Happy 40th Birthday, Lleyton Hewitt!

Enceladus

Legend
Lleyton Hewitt, who is celebrating his 40th birthday today, spent a total of 80 weeks at the beginning of the 3rd millennium as the world's number one of men's tennis. When he first reached the top of the rankings in November 2001, he was 20 years old and nine months old, a record to this day. At the time, the Australian also celebrated his greatest success in tournaments such as the 2001 US Open and Wimbledon 2002 triumphs.

The sports genes were inherited by a native of Adelaide, South Australia, from both parents, his father played Australian football, and his mother taught physical education. Lleyton first followed in his father's footsteps, but at the age of 13 he abandoned the typical Australian team game and began playing tennis.

He won his first ATP tournament in January 1998 as a teenager - on the hard surface in Adelaide he defeated Andre Agassi on the way to the final at the time - and when he raised the winner's cup over his head, he was six weeks short of seventeen. Hewitt is not only historically the youngest world leader, but also the youngest winner of the ATP Tour.

Hewitt has won a total of 30 singles tournaments in his career - twice dominating the WTF (2001 and 2002) - plus three doubles triumphs, including a Grand Slam (US Open 2000). In addition, he twice helped Australia triumph in the Davis Cup (1999 and 2003).

He officially ended his career at the home Australian Open in 2016, where he lost to David Ferrer in the last professional match. However, he did not leave tennis, led the Davis Cup team in Australia and from time to time competes in doubles tournaments.
 

Gizo

Hall of Fame
Happy birthday to Hewitt.

I was recently watching highlights of his epic, high quality battle against Agassi in the 2002 San Jose final:


I think the full match is also available on YouTube as well.
 

Dan Lobb

G.O.A.T.
Lleyton Hewitt, who is celebrating his 40th birthday today, spent a total of 80 weeks at the beginning of the 3rd millennium as the world's number one of men's tennis. When he first reached the top of the rankings in November 2001, he was 20 years old and nine months old, a record to this day. At the time, the Australian also celebrated his greatest success in tournaments such as the 2001 US Open and Wimbledon 2002 triumphs.

The sports genes were inherited by a native of Adelaide, South Australia, from both parents, his father played Australian football, and his mother taught physical education. Lleyton first followed in his father's footsteps, but at the age of 13 he abandoned the typical Australian team game and began playing tennis.

He won his first ATP tournament in January 1998 as a teenager - on the hard surface in Adelaide he defeated Andre Agassi on the way to the final at the time - and when he raised the winner's cup over his head, he was six weeks short of seventeen. Hewitt is not only historically the youngest world leader, but also the youngest winner of the ATP Tour.

Hewitt has won a total of 30 singles tournaments in his career - twice dominating the WTF (2001 and 2002) - plus three doubles triumphs, including a Grand Slam (US Open 2000).

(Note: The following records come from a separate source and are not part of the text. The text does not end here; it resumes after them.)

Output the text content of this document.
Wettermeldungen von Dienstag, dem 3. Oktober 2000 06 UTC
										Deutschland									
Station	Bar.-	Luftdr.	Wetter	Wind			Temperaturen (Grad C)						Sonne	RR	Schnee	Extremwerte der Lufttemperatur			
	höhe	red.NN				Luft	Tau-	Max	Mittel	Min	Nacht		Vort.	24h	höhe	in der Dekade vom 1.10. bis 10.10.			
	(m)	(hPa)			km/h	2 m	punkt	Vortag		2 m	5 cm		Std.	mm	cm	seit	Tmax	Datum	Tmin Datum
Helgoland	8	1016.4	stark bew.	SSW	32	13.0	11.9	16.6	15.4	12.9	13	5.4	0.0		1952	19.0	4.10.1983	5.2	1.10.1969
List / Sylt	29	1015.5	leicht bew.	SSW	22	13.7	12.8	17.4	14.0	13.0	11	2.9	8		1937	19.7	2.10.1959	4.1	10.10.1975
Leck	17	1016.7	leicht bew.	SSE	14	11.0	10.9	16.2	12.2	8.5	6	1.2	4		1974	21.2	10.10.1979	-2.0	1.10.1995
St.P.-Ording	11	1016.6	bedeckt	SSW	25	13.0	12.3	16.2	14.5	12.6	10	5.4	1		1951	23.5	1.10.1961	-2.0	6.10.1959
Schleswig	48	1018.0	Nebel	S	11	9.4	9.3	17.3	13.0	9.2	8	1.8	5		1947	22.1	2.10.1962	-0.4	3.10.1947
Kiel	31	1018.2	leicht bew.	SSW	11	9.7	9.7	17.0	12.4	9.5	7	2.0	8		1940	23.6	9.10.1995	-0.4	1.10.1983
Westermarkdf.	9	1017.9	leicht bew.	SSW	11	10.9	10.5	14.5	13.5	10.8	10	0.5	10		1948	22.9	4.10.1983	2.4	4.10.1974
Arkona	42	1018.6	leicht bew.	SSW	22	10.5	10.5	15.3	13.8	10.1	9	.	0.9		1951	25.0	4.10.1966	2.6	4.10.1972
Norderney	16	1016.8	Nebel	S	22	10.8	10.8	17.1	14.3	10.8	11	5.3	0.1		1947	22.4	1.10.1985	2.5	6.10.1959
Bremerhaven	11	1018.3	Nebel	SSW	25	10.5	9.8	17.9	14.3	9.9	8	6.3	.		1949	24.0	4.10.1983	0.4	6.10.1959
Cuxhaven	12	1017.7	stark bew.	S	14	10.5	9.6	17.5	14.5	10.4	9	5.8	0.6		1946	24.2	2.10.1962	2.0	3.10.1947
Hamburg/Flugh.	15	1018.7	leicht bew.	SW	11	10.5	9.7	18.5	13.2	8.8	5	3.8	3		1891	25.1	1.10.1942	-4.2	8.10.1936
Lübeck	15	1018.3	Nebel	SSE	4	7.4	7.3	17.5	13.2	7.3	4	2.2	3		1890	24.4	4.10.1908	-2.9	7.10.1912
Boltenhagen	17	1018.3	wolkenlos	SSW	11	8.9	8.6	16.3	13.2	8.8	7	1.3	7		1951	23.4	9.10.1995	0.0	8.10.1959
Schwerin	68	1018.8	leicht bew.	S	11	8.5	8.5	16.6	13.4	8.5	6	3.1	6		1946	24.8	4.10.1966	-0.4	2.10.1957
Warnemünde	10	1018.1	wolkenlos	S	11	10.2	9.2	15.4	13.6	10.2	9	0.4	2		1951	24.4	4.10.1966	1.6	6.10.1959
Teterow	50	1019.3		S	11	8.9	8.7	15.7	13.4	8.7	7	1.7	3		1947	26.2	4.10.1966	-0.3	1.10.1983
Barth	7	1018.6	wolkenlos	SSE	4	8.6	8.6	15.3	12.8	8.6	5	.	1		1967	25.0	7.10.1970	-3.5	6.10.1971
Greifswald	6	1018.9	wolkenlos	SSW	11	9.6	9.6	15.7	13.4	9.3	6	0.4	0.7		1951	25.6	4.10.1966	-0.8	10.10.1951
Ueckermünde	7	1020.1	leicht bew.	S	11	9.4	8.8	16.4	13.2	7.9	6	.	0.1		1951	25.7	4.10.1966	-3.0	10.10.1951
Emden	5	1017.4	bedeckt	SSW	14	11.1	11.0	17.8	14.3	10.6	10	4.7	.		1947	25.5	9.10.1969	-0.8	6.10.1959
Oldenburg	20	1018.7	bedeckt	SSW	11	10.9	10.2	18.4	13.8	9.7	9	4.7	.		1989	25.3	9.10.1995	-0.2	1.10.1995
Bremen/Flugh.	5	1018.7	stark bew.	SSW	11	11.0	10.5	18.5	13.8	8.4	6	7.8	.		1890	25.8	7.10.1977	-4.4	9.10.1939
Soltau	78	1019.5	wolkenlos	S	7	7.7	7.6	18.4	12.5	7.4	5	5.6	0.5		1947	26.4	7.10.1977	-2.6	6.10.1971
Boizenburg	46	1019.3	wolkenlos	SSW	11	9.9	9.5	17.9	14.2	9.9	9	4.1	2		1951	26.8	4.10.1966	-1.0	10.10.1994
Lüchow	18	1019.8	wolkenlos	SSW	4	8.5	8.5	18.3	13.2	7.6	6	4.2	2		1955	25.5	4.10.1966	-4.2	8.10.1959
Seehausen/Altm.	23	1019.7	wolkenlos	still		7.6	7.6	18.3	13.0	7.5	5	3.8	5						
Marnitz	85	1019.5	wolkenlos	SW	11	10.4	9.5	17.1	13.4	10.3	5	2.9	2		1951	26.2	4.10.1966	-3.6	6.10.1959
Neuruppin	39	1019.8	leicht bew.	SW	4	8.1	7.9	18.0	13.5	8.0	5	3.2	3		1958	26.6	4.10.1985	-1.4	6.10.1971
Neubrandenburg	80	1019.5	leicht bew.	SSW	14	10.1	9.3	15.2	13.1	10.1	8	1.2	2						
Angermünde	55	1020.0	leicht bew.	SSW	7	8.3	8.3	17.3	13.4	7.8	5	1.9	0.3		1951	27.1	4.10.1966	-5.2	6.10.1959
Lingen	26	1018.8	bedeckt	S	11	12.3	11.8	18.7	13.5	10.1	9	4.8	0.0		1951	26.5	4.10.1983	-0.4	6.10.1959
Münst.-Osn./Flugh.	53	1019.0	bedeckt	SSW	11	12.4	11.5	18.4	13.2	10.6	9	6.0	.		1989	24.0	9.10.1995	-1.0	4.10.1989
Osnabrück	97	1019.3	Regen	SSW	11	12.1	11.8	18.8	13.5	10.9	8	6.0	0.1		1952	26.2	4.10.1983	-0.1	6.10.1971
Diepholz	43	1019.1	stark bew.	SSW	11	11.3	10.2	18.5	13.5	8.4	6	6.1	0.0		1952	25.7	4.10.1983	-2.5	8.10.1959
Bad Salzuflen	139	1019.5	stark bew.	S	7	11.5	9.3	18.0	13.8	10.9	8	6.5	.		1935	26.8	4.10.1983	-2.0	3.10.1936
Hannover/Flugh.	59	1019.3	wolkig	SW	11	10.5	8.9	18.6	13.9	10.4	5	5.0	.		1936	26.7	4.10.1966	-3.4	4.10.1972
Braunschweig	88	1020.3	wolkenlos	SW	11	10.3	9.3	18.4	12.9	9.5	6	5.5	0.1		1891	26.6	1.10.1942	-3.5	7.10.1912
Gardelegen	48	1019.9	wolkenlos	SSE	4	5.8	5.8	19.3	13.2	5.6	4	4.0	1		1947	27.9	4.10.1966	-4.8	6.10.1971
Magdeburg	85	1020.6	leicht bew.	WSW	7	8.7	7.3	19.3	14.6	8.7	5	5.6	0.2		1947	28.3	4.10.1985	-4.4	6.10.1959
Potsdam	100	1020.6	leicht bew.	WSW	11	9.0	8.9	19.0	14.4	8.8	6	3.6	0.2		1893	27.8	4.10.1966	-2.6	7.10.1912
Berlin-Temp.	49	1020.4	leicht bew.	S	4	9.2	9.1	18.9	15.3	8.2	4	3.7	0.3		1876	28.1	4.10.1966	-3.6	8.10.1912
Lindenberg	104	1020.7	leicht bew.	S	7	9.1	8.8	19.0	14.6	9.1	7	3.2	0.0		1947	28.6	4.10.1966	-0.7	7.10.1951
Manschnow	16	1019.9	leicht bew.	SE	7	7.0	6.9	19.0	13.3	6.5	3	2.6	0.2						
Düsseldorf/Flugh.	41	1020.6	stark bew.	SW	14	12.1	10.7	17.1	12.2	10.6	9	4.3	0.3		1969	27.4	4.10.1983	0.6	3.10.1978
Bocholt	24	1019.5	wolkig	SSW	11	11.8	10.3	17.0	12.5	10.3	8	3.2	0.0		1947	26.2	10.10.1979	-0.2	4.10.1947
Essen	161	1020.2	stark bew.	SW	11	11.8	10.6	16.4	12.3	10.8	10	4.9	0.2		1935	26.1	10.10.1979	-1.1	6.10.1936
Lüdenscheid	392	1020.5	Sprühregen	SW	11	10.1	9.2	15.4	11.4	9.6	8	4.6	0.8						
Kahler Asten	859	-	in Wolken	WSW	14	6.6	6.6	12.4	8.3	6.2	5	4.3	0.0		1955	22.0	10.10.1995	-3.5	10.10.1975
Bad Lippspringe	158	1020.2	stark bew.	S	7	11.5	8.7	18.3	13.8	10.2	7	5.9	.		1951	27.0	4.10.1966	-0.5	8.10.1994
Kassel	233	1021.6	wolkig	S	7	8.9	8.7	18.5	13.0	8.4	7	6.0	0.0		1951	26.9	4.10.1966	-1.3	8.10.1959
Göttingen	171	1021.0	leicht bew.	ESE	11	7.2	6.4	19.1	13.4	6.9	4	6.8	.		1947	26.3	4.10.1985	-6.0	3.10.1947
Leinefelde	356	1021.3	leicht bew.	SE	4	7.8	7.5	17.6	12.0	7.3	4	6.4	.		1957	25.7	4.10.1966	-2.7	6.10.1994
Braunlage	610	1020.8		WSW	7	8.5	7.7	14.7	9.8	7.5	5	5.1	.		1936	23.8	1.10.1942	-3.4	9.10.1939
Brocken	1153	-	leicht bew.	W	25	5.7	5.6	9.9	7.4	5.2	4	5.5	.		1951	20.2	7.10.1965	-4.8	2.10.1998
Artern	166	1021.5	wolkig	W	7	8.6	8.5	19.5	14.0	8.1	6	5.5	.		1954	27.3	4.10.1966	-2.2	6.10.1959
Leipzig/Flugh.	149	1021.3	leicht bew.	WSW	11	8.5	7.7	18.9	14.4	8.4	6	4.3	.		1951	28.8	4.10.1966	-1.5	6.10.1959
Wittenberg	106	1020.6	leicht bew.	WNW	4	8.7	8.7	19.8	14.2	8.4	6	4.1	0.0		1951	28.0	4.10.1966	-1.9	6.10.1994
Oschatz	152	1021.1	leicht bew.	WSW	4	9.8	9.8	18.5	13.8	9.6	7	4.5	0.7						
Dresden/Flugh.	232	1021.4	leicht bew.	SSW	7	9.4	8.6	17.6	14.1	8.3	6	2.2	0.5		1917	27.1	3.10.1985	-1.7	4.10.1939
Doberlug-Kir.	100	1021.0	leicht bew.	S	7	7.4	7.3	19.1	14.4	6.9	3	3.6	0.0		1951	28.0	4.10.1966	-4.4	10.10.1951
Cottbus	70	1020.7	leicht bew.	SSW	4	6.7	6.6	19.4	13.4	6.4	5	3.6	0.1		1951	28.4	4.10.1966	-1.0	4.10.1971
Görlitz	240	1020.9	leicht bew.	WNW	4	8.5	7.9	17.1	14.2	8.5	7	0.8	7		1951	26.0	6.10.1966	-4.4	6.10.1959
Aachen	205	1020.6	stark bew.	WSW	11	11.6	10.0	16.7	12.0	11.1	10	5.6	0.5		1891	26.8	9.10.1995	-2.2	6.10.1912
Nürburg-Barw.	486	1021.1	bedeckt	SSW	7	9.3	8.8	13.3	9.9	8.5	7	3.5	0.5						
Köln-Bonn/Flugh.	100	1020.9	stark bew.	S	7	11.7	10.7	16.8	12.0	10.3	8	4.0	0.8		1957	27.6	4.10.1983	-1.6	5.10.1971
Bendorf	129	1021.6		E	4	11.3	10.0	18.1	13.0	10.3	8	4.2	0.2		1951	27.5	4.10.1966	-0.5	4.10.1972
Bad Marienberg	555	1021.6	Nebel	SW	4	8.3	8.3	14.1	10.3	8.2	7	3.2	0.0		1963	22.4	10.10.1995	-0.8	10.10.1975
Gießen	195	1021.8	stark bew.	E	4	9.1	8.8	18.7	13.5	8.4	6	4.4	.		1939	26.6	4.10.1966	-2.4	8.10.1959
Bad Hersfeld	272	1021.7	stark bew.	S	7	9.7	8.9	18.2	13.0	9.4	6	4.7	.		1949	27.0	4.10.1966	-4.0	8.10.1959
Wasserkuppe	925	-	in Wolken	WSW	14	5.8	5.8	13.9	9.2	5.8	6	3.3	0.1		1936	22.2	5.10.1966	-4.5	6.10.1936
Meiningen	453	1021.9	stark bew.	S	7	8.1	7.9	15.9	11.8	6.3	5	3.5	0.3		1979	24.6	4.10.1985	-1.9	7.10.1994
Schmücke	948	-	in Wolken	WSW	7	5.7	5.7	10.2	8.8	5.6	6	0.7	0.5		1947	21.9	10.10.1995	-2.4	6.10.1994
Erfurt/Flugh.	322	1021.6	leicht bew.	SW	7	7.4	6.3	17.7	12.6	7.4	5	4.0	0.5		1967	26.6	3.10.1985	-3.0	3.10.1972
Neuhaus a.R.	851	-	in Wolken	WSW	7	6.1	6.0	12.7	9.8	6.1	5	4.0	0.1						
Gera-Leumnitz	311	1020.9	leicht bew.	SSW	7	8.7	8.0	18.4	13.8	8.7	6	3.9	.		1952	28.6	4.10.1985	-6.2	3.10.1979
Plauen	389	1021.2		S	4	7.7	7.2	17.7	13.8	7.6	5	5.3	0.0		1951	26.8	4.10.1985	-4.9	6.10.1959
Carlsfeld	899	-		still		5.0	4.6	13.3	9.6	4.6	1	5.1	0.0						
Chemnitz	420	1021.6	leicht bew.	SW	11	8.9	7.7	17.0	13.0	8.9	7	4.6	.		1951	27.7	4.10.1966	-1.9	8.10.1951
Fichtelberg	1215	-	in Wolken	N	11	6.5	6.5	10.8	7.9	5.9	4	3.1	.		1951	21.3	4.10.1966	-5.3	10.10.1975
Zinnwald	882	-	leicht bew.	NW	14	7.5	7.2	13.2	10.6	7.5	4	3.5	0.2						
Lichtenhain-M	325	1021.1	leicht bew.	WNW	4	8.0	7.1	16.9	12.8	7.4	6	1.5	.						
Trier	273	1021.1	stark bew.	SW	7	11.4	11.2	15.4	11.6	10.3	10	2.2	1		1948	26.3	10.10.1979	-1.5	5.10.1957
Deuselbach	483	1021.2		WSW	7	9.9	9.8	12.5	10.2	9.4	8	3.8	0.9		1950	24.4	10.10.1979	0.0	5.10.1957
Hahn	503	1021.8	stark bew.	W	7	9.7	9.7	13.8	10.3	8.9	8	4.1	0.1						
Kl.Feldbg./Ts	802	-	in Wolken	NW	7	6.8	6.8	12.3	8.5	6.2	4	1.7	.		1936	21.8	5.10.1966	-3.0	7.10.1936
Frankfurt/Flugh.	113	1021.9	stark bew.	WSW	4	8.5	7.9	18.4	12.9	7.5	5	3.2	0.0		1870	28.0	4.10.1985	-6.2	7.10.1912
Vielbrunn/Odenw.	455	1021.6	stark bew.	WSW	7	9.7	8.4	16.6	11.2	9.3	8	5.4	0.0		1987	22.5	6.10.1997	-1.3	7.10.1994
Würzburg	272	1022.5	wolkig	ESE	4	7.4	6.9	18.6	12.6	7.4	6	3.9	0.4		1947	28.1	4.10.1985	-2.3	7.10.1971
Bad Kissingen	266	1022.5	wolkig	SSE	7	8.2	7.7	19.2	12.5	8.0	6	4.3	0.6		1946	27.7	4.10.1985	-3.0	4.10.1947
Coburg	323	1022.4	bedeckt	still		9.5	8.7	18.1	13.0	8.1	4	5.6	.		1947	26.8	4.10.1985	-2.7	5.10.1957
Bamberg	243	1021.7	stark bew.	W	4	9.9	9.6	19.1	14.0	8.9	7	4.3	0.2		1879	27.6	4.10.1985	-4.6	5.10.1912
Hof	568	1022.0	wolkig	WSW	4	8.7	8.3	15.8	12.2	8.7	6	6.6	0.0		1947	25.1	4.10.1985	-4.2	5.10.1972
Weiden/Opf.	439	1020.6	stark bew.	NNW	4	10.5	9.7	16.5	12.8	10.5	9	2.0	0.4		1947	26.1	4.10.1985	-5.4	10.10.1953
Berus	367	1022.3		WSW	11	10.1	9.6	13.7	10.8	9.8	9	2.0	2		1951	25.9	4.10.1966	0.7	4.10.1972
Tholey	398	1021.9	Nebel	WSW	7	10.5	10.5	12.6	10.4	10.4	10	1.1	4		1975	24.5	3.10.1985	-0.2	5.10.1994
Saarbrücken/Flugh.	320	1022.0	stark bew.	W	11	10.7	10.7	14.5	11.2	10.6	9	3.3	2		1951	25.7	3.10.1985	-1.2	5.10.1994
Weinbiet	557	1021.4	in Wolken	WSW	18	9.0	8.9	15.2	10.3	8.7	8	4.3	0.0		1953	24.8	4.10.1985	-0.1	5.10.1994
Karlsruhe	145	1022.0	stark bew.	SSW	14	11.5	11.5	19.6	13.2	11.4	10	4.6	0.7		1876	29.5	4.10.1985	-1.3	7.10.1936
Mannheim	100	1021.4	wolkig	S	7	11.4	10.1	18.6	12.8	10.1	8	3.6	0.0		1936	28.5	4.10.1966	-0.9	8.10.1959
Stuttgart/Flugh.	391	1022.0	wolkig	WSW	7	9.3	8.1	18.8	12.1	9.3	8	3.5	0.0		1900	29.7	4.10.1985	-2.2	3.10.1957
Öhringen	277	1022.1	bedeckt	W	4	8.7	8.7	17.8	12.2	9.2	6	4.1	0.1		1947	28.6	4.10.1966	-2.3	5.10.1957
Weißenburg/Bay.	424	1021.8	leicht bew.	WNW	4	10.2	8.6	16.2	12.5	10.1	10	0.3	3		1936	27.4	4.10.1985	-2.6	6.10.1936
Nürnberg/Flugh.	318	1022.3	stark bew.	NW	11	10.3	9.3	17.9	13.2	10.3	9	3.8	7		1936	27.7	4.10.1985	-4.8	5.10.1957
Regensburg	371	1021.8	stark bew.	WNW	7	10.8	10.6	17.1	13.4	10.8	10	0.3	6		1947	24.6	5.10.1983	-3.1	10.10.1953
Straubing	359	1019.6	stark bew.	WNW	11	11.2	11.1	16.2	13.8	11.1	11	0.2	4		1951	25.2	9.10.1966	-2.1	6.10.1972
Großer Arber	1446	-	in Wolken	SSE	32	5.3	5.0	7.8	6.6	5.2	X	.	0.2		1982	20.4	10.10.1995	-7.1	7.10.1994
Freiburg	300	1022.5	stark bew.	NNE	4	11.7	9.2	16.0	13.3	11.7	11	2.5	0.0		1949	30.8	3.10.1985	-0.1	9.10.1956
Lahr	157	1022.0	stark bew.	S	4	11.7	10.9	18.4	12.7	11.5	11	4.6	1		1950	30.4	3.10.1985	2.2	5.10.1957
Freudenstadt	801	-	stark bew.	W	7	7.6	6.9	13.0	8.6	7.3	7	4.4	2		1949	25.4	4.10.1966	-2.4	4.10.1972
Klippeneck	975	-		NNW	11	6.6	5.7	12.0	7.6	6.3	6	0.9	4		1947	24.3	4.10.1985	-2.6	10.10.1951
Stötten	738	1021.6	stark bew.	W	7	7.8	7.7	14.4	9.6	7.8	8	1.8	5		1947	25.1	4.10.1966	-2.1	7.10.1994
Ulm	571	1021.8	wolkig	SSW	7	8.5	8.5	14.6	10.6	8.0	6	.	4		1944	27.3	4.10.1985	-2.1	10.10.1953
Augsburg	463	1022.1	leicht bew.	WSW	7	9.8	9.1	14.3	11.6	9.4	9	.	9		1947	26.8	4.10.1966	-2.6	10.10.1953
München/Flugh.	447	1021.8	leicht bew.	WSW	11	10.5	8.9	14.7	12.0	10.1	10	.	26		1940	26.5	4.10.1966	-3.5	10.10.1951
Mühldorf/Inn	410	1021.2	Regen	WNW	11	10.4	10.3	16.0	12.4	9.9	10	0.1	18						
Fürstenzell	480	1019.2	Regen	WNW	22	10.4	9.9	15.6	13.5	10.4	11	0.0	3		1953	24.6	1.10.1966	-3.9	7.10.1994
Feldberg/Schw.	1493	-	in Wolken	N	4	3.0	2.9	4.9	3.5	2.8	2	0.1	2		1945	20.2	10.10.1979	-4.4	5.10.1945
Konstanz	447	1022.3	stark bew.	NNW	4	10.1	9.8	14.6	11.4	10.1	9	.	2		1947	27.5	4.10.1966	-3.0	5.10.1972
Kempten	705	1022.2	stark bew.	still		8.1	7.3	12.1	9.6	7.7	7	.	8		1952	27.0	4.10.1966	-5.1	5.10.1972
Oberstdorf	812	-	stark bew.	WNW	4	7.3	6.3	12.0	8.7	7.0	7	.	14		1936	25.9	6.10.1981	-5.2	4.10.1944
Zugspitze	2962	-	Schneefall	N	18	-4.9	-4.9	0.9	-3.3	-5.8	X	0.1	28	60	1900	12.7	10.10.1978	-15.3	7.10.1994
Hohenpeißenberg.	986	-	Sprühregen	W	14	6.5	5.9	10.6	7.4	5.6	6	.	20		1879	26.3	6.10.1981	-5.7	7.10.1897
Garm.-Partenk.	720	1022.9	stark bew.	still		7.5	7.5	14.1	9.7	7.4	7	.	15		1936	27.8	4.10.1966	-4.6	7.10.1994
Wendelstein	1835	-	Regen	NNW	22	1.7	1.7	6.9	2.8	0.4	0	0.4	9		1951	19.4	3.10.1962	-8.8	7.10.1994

In addition, he twice helped Australia triumph in the Davis Cup (1999 and 2003).

He officially ended his career at the home Australian Open in 2016, where he lost to David Ferrer in the last professional match. However, he did not leave tennis, led the Davis Cup team in Australia and from time to time competes in doubles tournaments.
Correction....youngest world number one in the ATP era, post-1973.
Second-youngest world number one all-time.
 

Enceladus

Legend
Correction....youngest world number one in the ATP era, post-1973.
Second-youngest world number one all-time.
The world number ones before the ATP rankings are not full-fledged, they were determined by tennis journalists, who often could not agree among themselves.
 

NatF

Bionic Poster
Happy birthday to Hewitt.

I was recently watching highlights of his epic, high quality battle against Agassi in the 2002 San Jose final:


I think the full match is also available on YouTube as well.

One of the best BO3 matches I've seen, super high quality for what would be an ATO 250 tournament now.
 

Dan Lobb

G.O.A.T.
The world number ones before the ATP rankings are not full-fledged, they were determined by tennis journalists, who often could not agree among themselves.
Not always, there were point rankings similar to the current ATP rankings in 1946, 1959, 1960, 1963, 1964, 1965, 1966, 1967, 1968, 1970, 1971, 1972.
The current type of system goes back a long way.

The 1953 ranking which selected a 19-year-old youngest ever world No. 1 was a collaborative ranking by a group of journalists which examined the full season.